Well, that is the question of the day, and I might not arrive at the answer until just before it is time to meet up with them.
First thing to be decided, do I want to hang out with Klingons? Yes, actually, I do. Some of them are friends of mine. And I have been to this particular event before and I enjoyed it. I didn't go last year, but I don't remember why.
Possibly, I couldn't decide what to wear.
And that is getting to be a problem again, and probably it is the main reason I have such a difficult time deciding. I have nothing Klingon to wear, that is for sure. But it isn't necessary to wear anything Klingon. I could wear something Vulcan, but even that is not required. It is acceptable just to go as a human, but preferably, to at least go as a nice dressed human. And I would have preferred to wear a nice dress that they hadn't all seen me wear before.

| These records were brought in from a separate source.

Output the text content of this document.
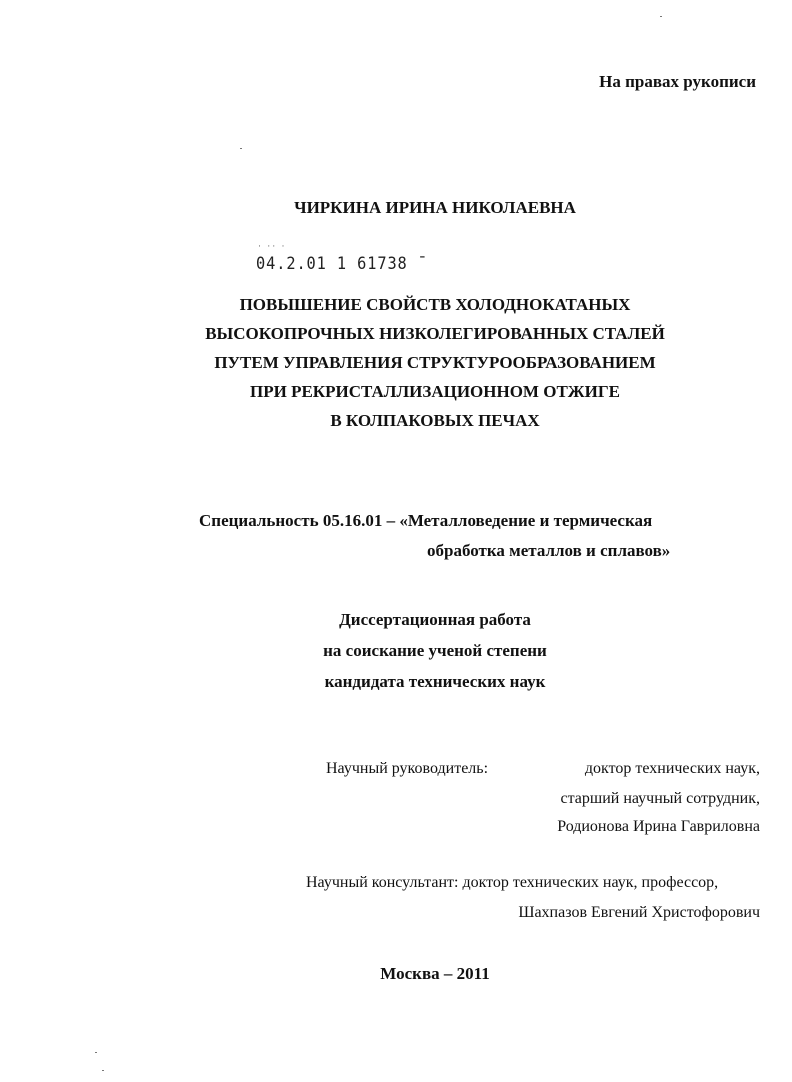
На правах рукописи
ЧИРКИНА ИРИНА НИКОЛАЕВНА
· ·· ·
04.2.01 1 61738 ˉ
ПОВЫШЕНИЕ СВОЙСТВ ХОЛОДНОКАТАНЫХ
ВЫСОКОПРОЧНЫХ НИЗКОЛЕГИРОВАННЫХ СТАЛЕЙ
ПУТЕМ УПРАВЛЕНИЯ СТРУКТУРООБРАЗОВАНИЕМ
ПРИ РЕКРИСТАЛЛИЗАЦИОННОМ ОТЖИГЕ
В КОЛПАКОВЫХ ПЕЧАХ
Специальность 05.16.01 – «Металловедение и термическая
обработка металлов и сплавов»
Диссертационная работа
на соискание ученой степени
кандидата технических наук
Научный руководитель:	доктор технических наук,
старший научный сотрудник,
Родионова Ирина Гавриловна
Научный консультант: доктор технических наук, профессор,
Шахпазов Евгений Христофорович
Москва – 2011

I haven't had the time or the money to go out and get something new. At this point, I am even starting to worry that I won't have anything good to wear on Halloween.
My friends advise me to wear something that I haven't worn in a while, possibly something that I've already worn to a Halloween party, only remove anything from the outfit that just screams Halloween. The Klingons wouldn't have seen it, and most of my friends will probably have forgotten I already had that dress. The problem with wearing a dress from that far back is that there is probably a reason that I don't wear it anymore. Like it probably doesn't fit me anymore. Or it needs to be cleaned and probably isn't worth spending the money on it.
I have decided not to wear my newest black dress. As I am having no luck with getting together a new Halloween costume, I may end up wearing that to the Halloween party. So putting that one away, what else do I have?
I have one that I haven't worn for a long time, and it has the bra sown in. But, after cleaning it and trying it on, I've decided that it is a bit too snug. I can certainly get into it, but I don't think that I would be comfortable in it for very long. And then there are two other dress that I think I look good in and would be comfortable in. One of them I wore last time I went to this thing. The other one I haven't worn in a while, and the Klingons haven't seen it, while most of my other friends have. But both of these require a certain black bra which I have, but at the moment, I cannot find it.
If I eliminate everything else that I would find to snug or otherwise uncomfortable, I'm left with a few things that look rather dull as they are, and I haven't the time to make them look more interesting.
So if I am going, I will either need to find the missing black bra, or, I will look dull.
And what is the point of going to hang out with Klingons if one is going to look dull?
Then I come to the questions like, am I in the mood for this anyway? Maybe I should know that with the way everything else is, I probably won't have a good time anyway. Maybe I should just skip it. But I usually have a good time at this sort of thing, and it has been such a long time, and I need to go out and at least try to have a good time, don't I?
And then last of all, there is the money situation. Going to this thing will cost me at least fifteen or twenty dollars. I spent about that on groceries yesterday. Maybe I would be better off keeping the money to buy more groceries. Anyway, part of this thing is to collect for a charity, so you bring stuff to donate, and for me that would be about five dollars of the groceries I bought yesterday. And then there is at least another ten dollars to go to the thing, and the gas to go to the thing. And then there is more money that I might spent once I get to the thing, and while I probably won't spend a lot of extra money, it is good to at least take some extra money, just in case.
Almost two weeks ago, my husband and I had what I thought was a strange conversation about the new business. The salesman had quit, and I took over his job. And I did the best that I could, but really, I'm just not into sales. So if the salesman had done his job, he and my husband would have split the money that they took in, after they took out the money for the rental equipment and paid for the expenses (not all the expenses, just the ones specifically for that particular account), which when I did the sales part turned out to only be about nine hundred dollars, but if the salesman had stayed probably would have been more.
So my husband was willing to split the money with the salesman, but after I did the work instead, he asked me if I expected half of the money. And he seemed to be saying that he knew I had worked hard and deserved to get paid something, but not half. So it seemed an odd thing to say, that the other guy deserved half but his wife did not. And of course, considering the small amount that we made, it seemed odd to discuss how it should be divided anyway. We need to pay the car and the rent, and I doubt that there is going to be much left to split after that anyway.
If we had made several thousand dollars that we imagined that we would make, I damned well better get half. But from the money that we did make, I didn't expect that much. I wanted to go out to dinner at least once (which we did way more than once and spent too much), and I wanted some garden stuff, and I wanted to go ahead and buy tickets to this and to the Halloween party. So I don't think that I'm being unreasonable about spending this amount of money, except that I didn't really plan to spend as much as we did at restaurants, and I don't know how much more money will be coming in for the next few weeks, and I didn't have enough left to pay the credit card people.
So maybe I'm feeling a little guilty that I forgot to put anything aside for the credit card. But really, if I skip this, I still won't have enough to pay them anything this month. I'm just wondering if I will feel bad about spending the money next time they call.
Well, I had better go look for that black bra.